Dead City Punx, the L.A. graffiti crew that's turned into one of our city's most riotous punk bands for its pummeling backyard generator shows, have written songs about the ravages of drug addiction and lost lives in the past.
Now the band has teamed up with Feed the Streets to help the public prevent needless deaths due to opiate overdose in a short but informative video. As deaths from the synthetic opioid fentanyl reached an all-time high in Los Angeles in 2021, the latest milestone in overdose deaths increasing consecutively every year for the past seven years, the message comes not a moment too late.
The video first offers a "Trigger Warning" for the content before telling viewers: "This video is meant to bring awareness to fentanyl-related overdoses and how to administer NARCAN."
NARCAN is a drug in nasal spray form that can be administered to block opiates and reverse the effects of an overdose. The band says Feed the Streets will also be at Dead City's shows to give out NARCAN, as well as testing strips, as deadly fentanyl is increasingly found in a variety of drugs.

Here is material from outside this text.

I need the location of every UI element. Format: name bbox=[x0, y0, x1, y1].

Three comedy scene veterans were killed at the same party in Venice last September after sharing cocaine that was laced with fentanyl, unbeknownst to the consumers. Just one of way too many examples of people unknowingly ingesting fentanyl instead of the narcotics they were seeking.
The video shows the band acting out a story, where they're hanging out backstage before a show. When four members split to get more beers, the band's guitarist stays behind, pulling out a bolsita discretely out of his socks and laying out three lines of white powder.
After snorting those, he smokes a little, drinks a little, then passes out on the couch. Band members come back to find him foaming from the mouth. A homie tries to rouse him and, finding him unresponsive, does the smart thing and grabs some NARCAN, sticking it in his ailing friend's nostril until he's revived.
Check it out:
The video was brought to our attention by legendary photographer and L.A. TACO veterano Erwin "Los Ojos de Muerte" Recinos, and is followed by helpful comments detailing how a person who is administered NARCAN should still definitely seek medical attention, as an overdose can still occur.
It's a far cry from the Reagan-era, War on Drugs commercials many of us were plied with in the past. A more sober look at the realities of overindulgence. And it is sure to be more effective in preventing inevitable overdoses and ruin among those who do not "just say no."